- Apache Hive is a Big Data technology that uses a SQL-like language for its queries, reducing programming overhead to process data.
- To run Hive, you can turn to the cloud and use services like Amazon Web Services or Google Dataproc to spin up a cluster.
- Uploading data to the cloud provider is necessary, and then you can write and run your SQL query.
- Hive has two ways to add new functionality with user-defined functions and transforms.
- Creating a data pipeline requires more effort and understanding than just spinning up a cluster with Hive.
I had an interesting question at TDWI Boston that I haven’t been asked before:
If you absolutely had to do something with Hadoop and Big Data tomorrow, how would you do it?
I’ll answer this from a technical and then a management point of view.
I call Apache Hive the Big Data technology you already know.
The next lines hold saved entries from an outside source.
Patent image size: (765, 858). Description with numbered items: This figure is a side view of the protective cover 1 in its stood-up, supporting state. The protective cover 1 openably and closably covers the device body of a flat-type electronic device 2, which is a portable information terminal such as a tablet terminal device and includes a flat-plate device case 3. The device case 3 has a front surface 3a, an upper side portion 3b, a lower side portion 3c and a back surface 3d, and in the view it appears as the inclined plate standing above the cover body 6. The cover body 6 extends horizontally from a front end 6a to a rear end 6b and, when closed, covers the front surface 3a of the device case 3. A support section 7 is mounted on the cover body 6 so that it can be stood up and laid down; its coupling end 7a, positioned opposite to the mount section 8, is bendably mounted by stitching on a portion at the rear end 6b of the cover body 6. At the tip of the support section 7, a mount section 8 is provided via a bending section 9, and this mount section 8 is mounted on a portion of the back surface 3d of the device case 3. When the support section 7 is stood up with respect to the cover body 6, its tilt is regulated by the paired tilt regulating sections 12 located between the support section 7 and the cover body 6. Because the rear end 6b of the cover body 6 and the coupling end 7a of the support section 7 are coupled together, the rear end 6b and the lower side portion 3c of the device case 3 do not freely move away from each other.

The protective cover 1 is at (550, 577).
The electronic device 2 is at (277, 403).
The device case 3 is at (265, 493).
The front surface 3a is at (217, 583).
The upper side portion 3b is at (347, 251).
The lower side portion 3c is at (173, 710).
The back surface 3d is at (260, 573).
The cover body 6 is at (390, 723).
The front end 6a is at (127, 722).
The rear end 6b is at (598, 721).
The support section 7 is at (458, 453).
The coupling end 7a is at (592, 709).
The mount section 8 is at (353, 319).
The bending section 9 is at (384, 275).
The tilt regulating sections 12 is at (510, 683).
This is because most people already know SQL. Hive uses a SQL-like language for its queries. By using SQL, it reduces the programming overhead to process the data.
Depending on which cloud provider you choose, you’ll need to upload the data. From there it’s a question of writing and running your SQL query. You’d be limited to processing the data with whatever SQL can do, but you’d be at least processing data.
Hive has two ways to add new functionality with user defined functions and transforms. I cover both of these programming interfaces in my Professional Data Engineering course.
Getting a cluster up and running could give the impression that Big Data is easy when it’s not. The method I described above doesn’t represent the work it takes to create a data pipeline. It represents more of a one off and isn’t automated. It skips all of the planning and understanding necessary.
To do a data pipeline right, you will need to put more effort. The team will also need training on the technologies. Without this proper training, the team will be very limited in what they can achieve.